The Conservative Party under Theresa May has sunk to fifth place in EU Parliament election polls, behind Nigel Farage’s Brexit Party, Labour, the Liberal Democrats, and even the Green Party.
The Tory collapse has been stunning, with a party that has billed itself as “the natural party of government”, and claims to be the longest-lived active political party in the world now polling at just 10 per cent, according to a new YouGov survey.
The weeks-old Brexit Party led by Nigel Farage, meanwhile, is dominating the race on 34 per cent — more than the Tories with their 10 per cent, the opposition Labour party with 16 per cent, and the anti-Brexit Change UK (CUK) party combined.

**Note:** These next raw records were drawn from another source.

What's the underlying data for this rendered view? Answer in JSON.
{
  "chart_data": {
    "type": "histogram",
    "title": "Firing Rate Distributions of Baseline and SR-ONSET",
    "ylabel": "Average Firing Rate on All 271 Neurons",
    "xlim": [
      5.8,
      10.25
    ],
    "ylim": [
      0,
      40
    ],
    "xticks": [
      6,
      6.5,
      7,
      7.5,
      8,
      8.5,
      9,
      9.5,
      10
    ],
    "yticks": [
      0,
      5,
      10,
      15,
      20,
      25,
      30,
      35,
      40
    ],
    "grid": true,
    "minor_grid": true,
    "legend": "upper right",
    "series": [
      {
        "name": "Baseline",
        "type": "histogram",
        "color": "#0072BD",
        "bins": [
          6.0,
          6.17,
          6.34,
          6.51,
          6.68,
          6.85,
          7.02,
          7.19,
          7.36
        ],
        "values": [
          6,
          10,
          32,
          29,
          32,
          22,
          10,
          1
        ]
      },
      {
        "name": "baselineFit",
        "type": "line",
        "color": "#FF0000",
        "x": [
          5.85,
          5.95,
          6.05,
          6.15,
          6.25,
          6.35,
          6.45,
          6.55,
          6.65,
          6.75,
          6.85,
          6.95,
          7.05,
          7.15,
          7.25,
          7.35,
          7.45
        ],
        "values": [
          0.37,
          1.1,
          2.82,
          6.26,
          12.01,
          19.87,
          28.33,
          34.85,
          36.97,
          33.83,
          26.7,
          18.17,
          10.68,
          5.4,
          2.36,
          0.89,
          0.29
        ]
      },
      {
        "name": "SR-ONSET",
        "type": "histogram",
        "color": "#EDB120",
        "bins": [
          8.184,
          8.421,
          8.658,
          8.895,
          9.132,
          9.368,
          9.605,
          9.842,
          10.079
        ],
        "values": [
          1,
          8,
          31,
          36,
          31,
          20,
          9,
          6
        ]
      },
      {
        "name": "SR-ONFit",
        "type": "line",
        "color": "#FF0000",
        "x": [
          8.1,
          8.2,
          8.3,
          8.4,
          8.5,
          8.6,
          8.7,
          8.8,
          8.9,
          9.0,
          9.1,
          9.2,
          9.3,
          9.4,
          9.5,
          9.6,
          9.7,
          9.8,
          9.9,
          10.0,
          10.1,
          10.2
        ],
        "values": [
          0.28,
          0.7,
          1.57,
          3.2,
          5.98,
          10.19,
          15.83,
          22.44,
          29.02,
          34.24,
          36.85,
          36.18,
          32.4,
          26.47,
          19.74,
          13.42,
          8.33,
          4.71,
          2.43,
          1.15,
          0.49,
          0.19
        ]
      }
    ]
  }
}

The failure of the CUK party to break through bodes extremely poorly for the electoral prospects of the “Remain Resistance” led by the likes of Tony Blair, given it was supposed to serve as a Remainer answer to the Brexit Party.
The party had some significant advantages over Farage’s party, which has put candidates outside the world of politics, including entrepreneurs, members of the fishing community, and decorated war veterans, front and centre, while CUK enjoyed a parliamentary base of former Labour and Tory MPs with relatively high profiles and good media contacts from the get-go.
The better known Liberal Democrats, who are also campaigning on an anti-Brexit platform — with the somewhat contentious assistance of EU politicians like Guy Verhofstadt — are faring somewhat better, but have not garnered even half the public support mustered by Mr Farage, sitting at 15 per cent.
Perhaps even more troubling, polling for general election voting intentions shows the many people appear to plan on backing Mr Farage at in national as well as European elections — with the Brexit Party currently outpointing the Conservatives in a ComRes poll.
If translated into action at the ballot box, the poll results would see the Brexit Party claim some 49 seats in the House of Commons — and Remainer party chairman Brandon Lewis ousted from his seat, along with other Tory heavyweights including serving members of the Cabinet and even leadership hopeful Boris Johnson, a leading but so far ineffectual Brexiteer.